A. Allégations des organisations plaignantes
A. Allégations des organisations plaignantes
- 718. Dans ses communications des 1er et 10 novembre 1993 et du 17 février 1994, la Centrale latino-américaine des travailleurs (CLAT) allègue que Rodrigo Rojas Acosta a été assassiné le 25 octobre 1993, à 21 h 30, devant la porte de son domicile dans le quartier "Luis Rolón" (Barrancabermeja), par deux tueurs à gages qui lui ont tiré dessus à bout portant. Agé de 28 ans, il militait dans le Mouvement ouvrier indépendant et révolutionnaire (MOIR). Entré comme ouvrier dans l'entreprise ECOPETROL en 1987, il avait été élu, il y a deux ans, au Comité directeur de l'USO, section raffinerie, et était candidat aux élections syndicales de décembre 1993.
- 719. La CLAT ajoute que M. Israel Perea a été assassiné le 11 octobre 1993, à 17 h 30, à Turbo dans la province bananière d'Urabá (département d'Antioquia).

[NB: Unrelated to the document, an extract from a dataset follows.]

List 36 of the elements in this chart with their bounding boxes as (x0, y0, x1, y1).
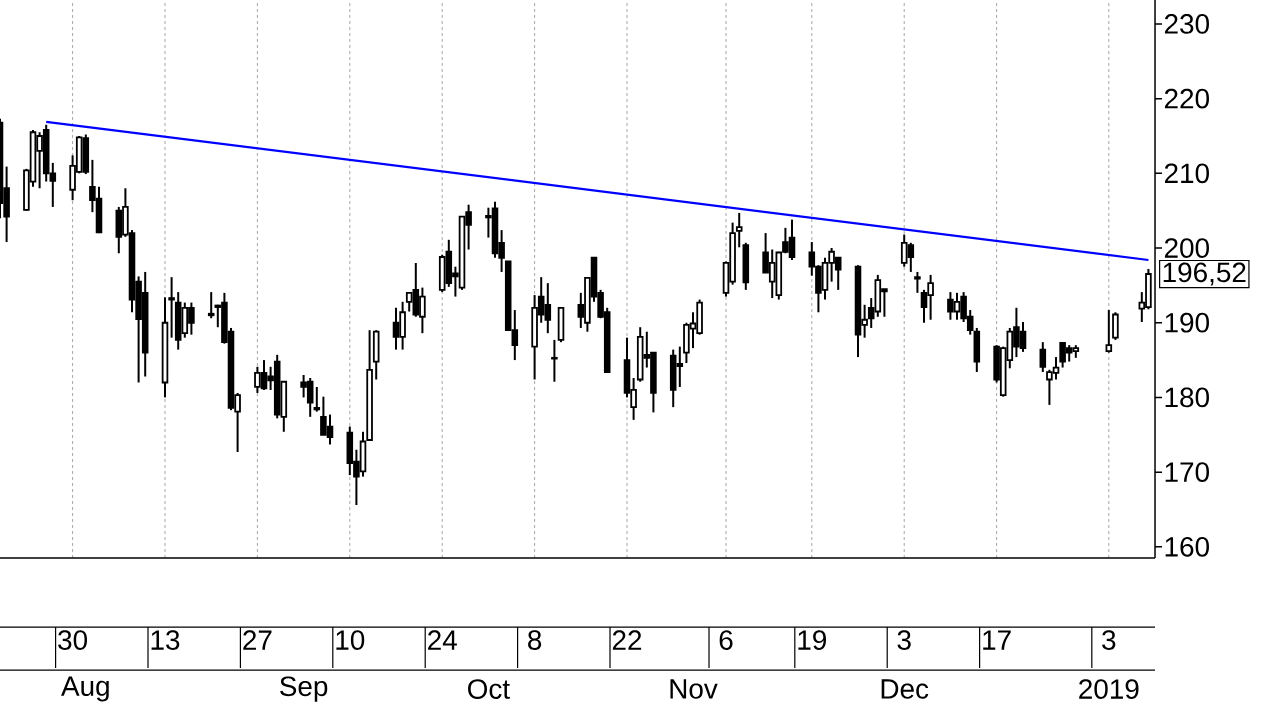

Agé de 70 ans, il présidait l'Association des dockers et autres manoeuvres d'Urabá et militait au Parti libéral colombien.
- 720. Dans sa communication du 24 février 1994, la Fédération syndicale mondiale allègue:
- - l'assassinat, à son domicile (Ciénaga), le 14 février 1994, de Reinaldo Maiguel Camelo, membre du Comité directeur de la section SINTRAINAGRO de Magdalena;
- - l'arrestation de Jorge Luis Ortega García, Rafael Tobar Arrieta, Flavio Trivino, Luis Fernando Orozco, César Martínez, Evelio Guiceno, Héctor Escobar et Germán Roncancio, membres du Comité directeur de la CUT, le 12 février 1994, sur ordre du Parquet par la XIIIe Brigade de l'armée, alors qu'ils participaient à un séminaire sur l'économie solidaire et sur les coopératives au siège des retraités de l'Universidad Nacional, à Mesitas del Colegio;
- - l'arrestation d'Alvaro Solano, secrétaire général de FEDEPETROL, le 11 février 1994, à Neiva, alors que s'achevait dans cette ville le premier Forum pétrolier concernant les mutations;
- - l'arrestation, le 17 février 1994, à Arauca, de Freddy Pulecio et de Pedro Chaparro et Nicodemo Luna, respectivement dirigeant national et militants du Syndicat du pétrole, et d'Orlando Patiño, membre de l'Union syndicale ouvrière (USO), affiliée à FEDEPETROL;
- - l'expulsion de militants du Syndicat de la construction (SINDICONS) du siège de leur syndicat, le 11 février 1994, à Cali;
- - l'intrusion de membres des forces de sécurité de l'Etat dans des assemblées syndicales et aux sièges de syndicats, par exemple au Congrès de la Fédération nationale des travailleurs de la construction et du ciment, qui s'est tenu à Bogotá du 9 au 12 février 1994.
B. Réponse du gouvernement
B. Réponse du gouvernement
- 721. Dans sa communication du 28 avril 1994, le gouvernement confirme l'assassinat des dirigeants syndicaux Israel Perea et Reinaldo Maiguel Camelo et indique que des informations ont été demandées sur l'état d'avancement de l'enquête.
- 722. En ce qui concerne les allégations de détention de huit dirigeants syndicaux le 12 février 1994 à Mesitas, selon le gouvernement il s'agit de membres de l'Armée de libération nationale qui assistaient à une réunion au sommet de dirigeants de la guérilla où ont été saisis des plans de la localité et de deux centrales électriques.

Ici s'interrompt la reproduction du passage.